Nasza Loteria SR - pasek na kartach artykułów

Polacy z Mariupola proszą o ewakuację

Małgorzata Prochal
Ukraina. Mariupol znów ostrzelany. Nasi rodacy wciąż czekają na pomoc polskiego rządu.

_– Zwracamy się do Państwa z prośbą o podpisanie petycji w sprawie ewakuacji Polaków z Mariupola i okolic. Wbrew powszechnej opinii, że wszyscy Polacy zostali ewakuowani z terenów zagrożonych, jest spora grupa naszych rodaków, którzy wciąż są w niebezpieczeństwie – _mówi Artur Bednarski, współorganizator akcji pomocy Polakom z Mariupola, z oddziału organizacji Polska Niepodległa w Bristolu (Wielka Brytania).

Andrzej Iwaszko, prezes Polsko-Ukraińskiego Stowarzyszenia Kulturalnego w Mariupolu, informuje, że powstała lista osób, które czekają na ewakuację; zawiera 97 nazwisk.

_– Ci ludzie od półtora roku żyją w ciągłym strachu. Zastanawiają się, co będzie z ich dzieckiem, czy wróci ze szkoły. Wygląda na to, że rząd czeka na jakąś tragedię i dopiero wtedy zdecyduje się pomóc tym ludziom. A takie rzeczy trzeba przeprowadzać wcześniej, aby nie doszło do tego, że zanim politycy podejmą jakąś decyzję, ktoś zginie – _mówi Iwaszko.
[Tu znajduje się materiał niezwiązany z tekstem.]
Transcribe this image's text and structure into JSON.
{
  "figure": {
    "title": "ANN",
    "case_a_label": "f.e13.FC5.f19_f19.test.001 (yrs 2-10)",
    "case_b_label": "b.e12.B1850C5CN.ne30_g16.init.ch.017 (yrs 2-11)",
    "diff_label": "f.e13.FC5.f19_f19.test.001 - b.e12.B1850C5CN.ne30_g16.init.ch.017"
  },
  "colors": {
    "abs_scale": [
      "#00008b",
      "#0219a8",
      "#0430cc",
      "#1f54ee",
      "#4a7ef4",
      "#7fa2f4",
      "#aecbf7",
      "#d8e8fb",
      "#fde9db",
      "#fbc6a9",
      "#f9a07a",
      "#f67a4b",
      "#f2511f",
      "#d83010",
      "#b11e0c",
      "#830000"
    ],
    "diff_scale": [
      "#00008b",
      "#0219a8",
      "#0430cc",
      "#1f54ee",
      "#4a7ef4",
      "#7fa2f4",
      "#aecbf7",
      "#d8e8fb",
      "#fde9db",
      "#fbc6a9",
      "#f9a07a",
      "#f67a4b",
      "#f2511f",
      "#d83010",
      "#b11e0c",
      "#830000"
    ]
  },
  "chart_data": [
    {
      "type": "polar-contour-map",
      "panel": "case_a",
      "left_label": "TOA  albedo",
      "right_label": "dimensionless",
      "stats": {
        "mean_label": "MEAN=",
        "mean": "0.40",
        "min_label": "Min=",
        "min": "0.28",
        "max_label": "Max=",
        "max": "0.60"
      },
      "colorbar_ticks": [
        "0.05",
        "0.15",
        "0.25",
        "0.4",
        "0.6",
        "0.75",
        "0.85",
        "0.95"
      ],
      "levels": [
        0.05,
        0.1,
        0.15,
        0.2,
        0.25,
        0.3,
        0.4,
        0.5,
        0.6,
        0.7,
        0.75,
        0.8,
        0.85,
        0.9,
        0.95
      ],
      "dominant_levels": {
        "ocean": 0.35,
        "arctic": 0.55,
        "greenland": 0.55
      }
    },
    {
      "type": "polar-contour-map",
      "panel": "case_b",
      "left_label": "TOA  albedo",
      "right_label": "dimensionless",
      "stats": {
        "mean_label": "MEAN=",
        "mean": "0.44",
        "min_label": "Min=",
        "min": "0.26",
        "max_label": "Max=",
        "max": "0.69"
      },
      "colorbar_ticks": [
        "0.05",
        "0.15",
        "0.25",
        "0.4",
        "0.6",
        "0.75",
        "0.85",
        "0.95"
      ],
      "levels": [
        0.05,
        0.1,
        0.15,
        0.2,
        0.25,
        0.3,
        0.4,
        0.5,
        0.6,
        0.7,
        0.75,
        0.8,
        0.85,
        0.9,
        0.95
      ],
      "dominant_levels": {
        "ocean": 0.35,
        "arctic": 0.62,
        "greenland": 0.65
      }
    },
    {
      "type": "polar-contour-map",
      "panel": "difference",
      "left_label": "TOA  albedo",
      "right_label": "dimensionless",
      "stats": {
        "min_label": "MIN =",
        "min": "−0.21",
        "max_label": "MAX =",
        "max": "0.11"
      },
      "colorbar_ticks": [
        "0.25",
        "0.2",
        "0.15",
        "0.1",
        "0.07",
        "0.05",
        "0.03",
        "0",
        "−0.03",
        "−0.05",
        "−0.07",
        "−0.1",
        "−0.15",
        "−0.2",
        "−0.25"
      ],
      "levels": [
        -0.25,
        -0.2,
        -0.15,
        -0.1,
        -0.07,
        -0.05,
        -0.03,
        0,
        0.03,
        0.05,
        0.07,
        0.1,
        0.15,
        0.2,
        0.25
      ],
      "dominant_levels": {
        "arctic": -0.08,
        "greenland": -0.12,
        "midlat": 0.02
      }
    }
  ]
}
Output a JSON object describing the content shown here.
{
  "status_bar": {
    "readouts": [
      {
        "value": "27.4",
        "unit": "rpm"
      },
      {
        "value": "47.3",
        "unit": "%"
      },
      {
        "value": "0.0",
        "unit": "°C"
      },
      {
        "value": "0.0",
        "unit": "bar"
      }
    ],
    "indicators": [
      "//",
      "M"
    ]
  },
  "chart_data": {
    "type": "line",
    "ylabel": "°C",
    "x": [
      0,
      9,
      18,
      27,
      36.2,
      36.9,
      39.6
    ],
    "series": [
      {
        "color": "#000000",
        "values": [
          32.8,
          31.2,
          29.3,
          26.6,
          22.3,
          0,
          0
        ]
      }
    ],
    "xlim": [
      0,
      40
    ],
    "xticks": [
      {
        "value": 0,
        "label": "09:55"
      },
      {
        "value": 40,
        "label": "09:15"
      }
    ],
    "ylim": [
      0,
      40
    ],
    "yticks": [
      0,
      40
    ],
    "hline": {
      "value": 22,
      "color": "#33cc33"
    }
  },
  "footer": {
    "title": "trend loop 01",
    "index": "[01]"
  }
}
Jednocześnie podkreśla, że są to osoby, które od dawna mają wyrobione wszystkie potrzebne dokumenty.

Polski rząd w styczniu ewakuował z Donbasu 192 osoby. Kolejnych prawie 50 Polaków z Mariupola dostało odpowiedź odmowną. Bo – jak podkreślało MSZ – chodziło o wywiezienie osób polskiego pochodzenia z rejonu objętego działaniami wojennymi, a Mariupol w takiej strefie nie leży.

Jednak, jak wynika z ostatnich doniesień, niebezpiecznie jest także w Mariupolu. W nocy z niedzieli na poniedziałek co najmniej dwie osoby cywilne zginęły, a sześć zostało rannych w wyniku ostrzelania przez prorosyjskich rebeliantów przedmieść Mariupola. Wśród rannych jest 10-letnie dziecko.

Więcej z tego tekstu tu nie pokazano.